Warring tribes and the five paper ball technique

The following extract from Ken Segall’s book, “Insanely Simple,” provides a great story on persuasion:
At one agency meeting with Steve Jobs, we were reviewing the content of a proposed iMac commercial when a debate arose about how much we should say in the commercial. The creative team was arguing that it would work best if the entire spot was devoted to describing the one key feature of this particular iMac. Steve, however, had it in his head that there were four or five really important things to say. It seemed to him that all of those copy points would fit comfortably in a thirty-second spot.
After debating the issue for a few minutes, it didn’t look like Steve was going to budge. That’s when a little voice started to make itself heard inside the head of Lee Clow, leader of the Chiat team. He decided this would be a good time to give Steve a live demonstration.
Lee tore five sheets of paper off of his notepad (yes, notepad—Lee was laptop-resistant at the time) and crumpled them into five balls. Once the crumpling was complete, he started his performance.
“Here, Steve, catch,” said Lee, as he tossed a single ball of paper across the table. Steve caught it, no problem, and tossed it back.
“That’s a good ad,” said Lee.
“Now catch this,” he said, as he threw all five paper balls in Steve’s direction. Steve didn’t catch a single one, and they bounced onto the table and floor.
“That’s a bad ad,” said Lee.
I hadn’t seen that one before, so I rather enjoyed it. And it was pretty convincing proof: The more things you ask people to focus on, the fewer they’ll remember. Lee’s argument was that if we want to give people a good reason to check out an iMac, we should pick the most compelling feature and present it in the most compelling way
.”

For most people in our industry, initiating OSS change is all about designing a technical solution that can fulfill a list of requirements. This may be effective in some situations, but in large carrier environments the bigger challenge is almost always in getting the many stakeholders contributing towards a common goal. If the project is big enough, multiple different business units will be involved and/or impacted. Each will tend to have their own objectives / metrics – and they’re often metrics that are misaligned or even in conflict – what common goal?

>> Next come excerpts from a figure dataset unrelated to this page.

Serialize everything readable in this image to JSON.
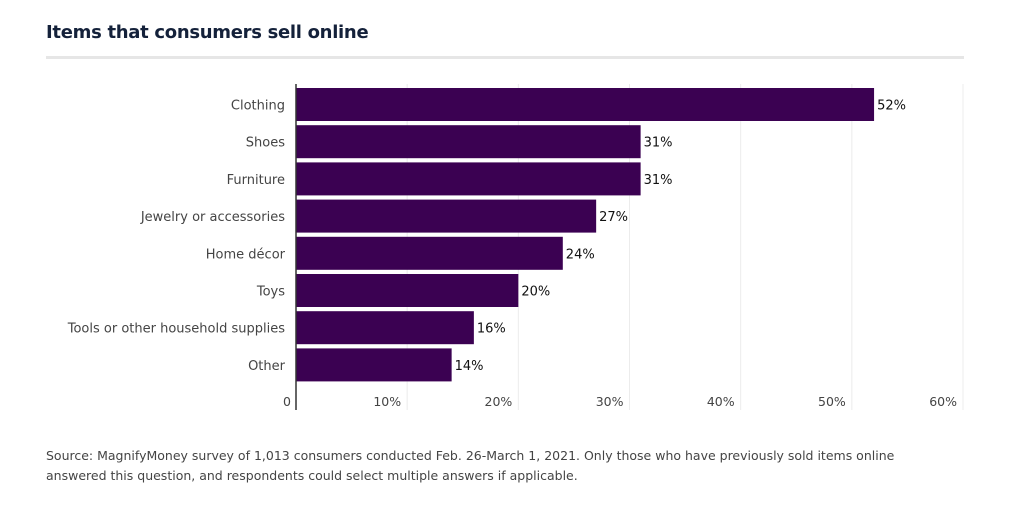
{
  "chart_data": {
    "type": "bar",
    "orientation": "horizontal",
    "title": "Items that consumers sell online",
    "categories": [
      "Clothing",
      "Shoes",
      "Furniture",
      "Jewelry or accessories",
      "Home décor",
      "Toys",
      "Tools or other household supplies",
      "Other"
    ],
    "values": [
      52,
      31,
      31,
      27,
      24,
      20,
      16,
      14
    ],
    "data_labels": [
      "52%",
      "31%",
      "31%",
      "27%",
      "24%",
      "20%",
      "16%",
      "14%"
    ],
    "xlim": [
      0,
      60
    ],
    "x_ticks": [
      0,
      10,
      20,
      30,
      40,
      50,
      60
    ],
    "x_tick_labels": [
      "0",
      "10%",
      "20%",
      "30%",
      "40%",
      "50%",
      "60%"
    ],
    "grid": "vertical",
    "bar_color": "#3b0152",
    "xlabel": "",
    "ylabel": ""
  },
  "source": "Source: MagnifyMoney survey of 1,013 consumers conducted Feb. 26-March 1, 2021. Only those who have previously sold items online answered this question, and respondents could select multiple answers if applicable."
}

In the all-too-common “warring tribe” situation, persuasion techniques become essential. A great place to start is by creating an inspiring vision, much like John F Kennedy established when in 1961, he exhorted America to put a man on the moon before the decade was out.

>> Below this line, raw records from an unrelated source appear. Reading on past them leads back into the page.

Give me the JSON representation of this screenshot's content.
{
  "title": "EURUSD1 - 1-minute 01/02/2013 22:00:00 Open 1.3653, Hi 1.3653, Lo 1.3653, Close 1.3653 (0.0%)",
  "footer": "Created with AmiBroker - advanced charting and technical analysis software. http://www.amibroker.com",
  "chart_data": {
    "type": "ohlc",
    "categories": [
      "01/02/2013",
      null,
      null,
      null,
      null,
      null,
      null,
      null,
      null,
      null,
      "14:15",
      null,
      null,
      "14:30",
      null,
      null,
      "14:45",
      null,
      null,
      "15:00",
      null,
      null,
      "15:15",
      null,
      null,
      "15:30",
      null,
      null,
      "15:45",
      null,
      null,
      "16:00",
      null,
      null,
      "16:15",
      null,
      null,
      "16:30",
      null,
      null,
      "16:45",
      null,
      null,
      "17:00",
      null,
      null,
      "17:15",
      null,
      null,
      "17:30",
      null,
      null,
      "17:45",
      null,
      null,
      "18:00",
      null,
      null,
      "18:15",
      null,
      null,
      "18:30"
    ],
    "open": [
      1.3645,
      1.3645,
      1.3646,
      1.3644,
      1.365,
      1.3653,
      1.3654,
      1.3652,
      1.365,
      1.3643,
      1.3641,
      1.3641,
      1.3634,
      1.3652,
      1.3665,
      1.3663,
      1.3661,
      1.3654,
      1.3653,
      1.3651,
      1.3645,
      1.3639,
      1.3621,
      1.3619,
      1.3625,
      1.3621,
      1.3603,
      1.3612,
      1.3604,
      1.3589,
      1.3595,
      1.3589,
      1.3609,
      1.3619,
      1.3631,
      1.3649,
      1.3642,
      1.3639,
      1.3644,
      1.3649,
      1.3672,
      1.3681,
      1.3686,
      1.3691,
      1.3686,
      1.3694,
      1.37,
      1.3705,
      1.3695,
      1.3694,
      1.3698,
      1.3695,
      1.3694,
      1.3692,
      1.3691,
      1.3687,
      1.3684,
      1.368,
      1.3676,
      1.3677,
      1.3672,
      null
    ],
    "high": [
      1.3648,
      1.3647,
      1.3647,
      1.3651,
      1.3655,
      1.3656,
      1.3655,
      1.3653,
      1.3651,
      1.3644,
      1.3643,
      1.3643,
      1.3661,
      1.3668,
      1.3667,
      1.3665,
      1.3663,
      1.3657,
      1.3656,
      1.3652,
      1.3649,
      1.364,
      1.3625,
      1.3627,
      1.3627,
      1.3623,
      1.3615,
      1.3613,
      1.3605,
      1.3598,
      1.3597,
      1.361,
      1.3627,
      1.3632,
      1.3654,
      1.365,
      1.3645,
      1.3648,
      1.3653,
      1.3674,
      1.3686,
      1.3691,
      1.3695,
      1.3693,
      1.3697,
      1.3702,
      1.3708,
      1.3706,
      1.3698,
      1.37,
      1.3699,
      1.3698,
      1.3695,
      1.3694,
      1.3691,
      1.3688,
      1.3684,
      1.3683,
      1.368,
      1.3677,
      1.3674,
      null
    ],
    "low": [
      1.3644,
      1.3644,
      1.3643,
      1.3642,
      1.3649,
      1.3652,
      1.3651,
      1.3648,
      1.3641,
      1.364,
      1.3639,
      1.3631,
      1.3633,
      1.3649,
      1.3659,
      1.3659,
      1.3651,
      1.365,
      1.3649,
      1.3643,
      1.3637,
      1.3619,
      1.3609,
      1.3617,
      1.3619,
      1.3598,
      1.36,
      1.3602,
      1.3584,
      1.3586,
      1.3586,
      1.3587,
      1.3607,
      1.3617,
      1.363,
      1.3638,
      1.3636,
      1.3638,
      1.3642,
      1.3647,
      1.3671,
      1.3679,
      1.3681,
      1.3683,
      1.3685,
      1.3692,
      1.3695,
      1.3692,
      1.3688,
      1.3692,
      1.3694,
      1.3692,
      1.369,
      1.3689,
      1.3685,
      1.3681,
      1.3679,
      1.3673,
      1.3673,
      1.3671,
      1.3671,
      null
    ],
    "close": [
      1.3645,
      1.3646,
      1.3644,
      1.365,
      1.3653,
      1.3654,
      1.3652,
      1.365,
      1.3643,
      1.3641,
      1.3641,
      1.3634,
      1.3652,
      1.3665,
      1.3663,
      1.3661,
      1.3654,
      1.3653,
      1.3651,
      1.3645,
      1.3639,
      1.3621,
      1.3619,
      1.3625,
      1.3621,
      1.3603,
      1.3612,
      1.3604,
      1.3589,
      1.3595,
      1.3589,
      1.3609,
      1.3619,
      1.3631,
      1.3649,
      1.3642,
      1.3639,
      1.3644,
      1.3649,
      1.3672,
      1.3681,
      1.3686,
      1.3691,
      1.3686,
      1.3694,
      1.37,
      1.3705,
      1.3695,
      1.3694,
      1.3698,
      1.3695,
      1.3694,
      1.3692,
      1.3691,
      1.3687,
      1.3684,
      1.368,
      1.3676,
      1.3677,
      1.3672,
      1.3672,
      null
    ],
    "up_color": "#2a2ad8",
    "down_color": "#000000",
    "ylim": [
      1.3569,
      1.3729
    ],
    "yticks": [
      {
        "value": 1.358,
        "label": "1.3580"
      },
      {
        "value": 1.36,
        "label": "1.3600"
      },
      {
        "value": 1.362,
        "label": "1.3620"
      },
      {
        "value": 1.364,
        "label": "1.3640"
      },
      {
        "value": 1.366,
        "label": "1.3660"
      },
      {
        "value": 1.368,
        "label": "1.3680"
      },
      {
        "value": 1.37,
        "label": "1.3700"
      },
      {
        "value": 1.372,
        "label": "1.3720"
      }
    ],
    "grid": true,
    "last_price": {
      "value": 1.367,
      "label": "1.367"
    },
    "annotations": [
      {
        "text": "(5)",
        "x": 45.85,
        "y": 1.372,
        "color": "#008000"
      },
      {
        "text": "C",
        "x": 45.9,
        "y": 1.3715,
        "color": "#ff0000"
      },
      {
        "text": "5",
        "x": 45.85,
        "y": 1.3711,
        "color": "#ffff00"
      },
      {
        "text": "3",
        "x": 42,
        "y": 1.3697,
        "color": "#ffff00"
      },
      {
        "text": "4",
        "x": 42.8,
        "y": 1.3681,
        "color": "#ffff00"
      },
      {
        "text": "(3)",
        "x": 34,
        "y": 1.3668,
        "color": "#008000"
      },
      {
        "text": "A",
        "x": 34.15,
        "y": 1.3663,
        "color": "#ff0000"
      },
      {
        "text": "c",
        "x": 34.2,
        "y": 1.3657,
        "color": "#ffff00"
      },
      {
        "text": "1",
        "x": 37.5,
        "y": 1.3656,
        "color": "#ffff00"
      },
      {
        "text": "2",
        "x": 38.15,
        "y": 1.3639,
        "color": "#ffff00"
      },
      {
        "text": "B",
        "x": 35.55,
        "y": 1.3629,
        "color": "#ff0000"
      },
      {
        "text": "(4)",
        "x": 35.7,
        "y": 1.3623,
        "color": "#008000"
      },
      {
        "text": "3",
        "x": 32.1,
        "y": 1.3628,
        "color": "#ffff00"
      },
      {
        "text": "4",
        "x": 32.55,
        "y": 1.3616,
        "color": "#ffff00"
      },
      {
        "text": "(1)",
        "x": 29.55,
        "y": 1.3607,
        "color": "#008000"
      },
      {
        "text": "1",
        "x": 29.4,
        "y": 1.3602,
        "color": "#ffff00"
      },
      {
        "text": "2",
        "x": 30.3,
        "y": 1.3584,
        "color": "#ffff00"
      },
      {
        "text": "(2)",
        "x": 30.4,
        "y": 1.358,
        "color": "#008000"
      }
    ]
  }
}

There are many persuasion techniques, but I put them into two categories:

  • What you’re going to add
  • What you’re going to take away

I’m sure you want to go deeper, so Kellerman and Cole’s 64 Compliance-gaining Strategies give some great persuasive food for thought. Different strategies will work better/worse with different stakeholders of course, .

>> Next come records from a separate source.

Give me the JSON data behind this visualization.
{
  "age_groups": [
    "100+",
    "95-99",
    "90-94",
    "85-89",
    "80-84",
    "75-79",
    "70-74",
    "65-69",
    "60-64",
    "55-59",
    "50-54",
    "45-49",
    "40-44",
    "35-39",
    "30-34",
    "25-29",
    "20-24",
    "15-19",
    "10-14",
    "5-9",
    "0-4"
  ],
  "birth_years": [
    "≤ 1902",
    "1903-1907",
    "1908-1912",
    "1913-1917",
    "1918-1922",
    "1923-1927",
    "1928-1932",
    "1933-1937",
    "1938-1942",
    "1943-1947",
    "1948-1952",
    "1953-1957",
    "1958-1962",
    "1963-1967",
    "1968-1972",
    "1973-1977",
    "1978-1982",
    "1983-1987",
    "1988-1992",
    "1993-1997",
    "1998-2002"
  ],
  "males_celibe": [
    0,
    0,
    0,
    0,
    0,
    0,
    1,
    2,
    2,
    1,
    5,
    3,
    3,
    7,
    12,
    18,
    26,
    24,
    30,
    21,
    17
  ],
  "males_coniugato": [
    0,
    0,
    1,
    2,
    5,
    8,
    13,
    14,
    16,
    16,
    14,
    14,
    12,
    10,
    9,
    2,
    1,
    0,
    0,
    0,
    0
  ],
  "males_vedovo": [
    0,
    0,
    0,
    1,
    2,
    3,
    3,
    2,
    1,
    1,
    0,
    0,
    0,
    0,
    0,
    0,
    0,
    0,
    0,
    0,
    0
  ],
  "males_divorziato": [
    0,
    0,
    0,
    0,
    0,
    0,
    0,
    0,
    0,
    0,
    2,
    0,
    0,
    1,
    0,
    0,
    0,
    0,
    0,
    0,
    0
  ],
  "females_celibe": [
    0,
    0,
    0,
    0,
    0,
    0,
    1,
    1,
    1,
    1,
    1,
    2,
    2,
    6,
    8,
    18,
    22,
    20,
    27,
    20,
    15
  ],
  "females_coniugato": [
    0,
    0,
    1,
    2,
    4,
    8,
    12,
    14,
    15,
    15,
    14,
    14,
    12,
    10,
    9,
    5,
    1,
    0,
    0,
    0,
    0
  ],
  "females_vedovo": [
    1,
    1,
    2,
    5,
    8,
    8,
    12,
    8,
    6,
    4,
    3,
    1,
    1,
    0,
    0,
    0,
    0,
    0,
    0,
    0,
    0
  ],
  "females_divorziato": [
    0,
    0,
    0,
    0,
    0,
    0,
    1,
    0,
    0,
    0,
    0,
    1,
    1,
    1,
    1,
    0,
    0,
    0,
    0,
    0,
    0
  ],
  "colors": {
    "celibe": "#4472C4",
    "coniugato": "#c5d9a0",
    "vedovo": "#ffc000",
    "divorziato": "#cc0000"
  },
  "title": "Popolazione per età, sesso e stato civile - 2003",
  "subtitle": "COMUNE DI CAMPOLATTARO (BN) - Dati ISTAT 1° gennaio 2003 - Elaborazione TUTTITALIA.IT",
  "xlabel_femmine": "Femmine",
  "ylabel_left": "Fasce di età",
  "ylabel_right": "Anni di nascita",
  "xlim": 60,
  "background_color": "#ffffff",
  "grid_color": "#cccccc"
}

But to loop back to Ken Segall again, if you’re responsible for a significant change that crosses multiple domains and multiple stakeholders / influencers, you may choose to start with a vision based around the “most compelling feature and present it in the most compelling way.”

How many of you are wondering whether you could use the five paper ball technique to persuade in your next OSS stakeholder group when complexity is running rampant?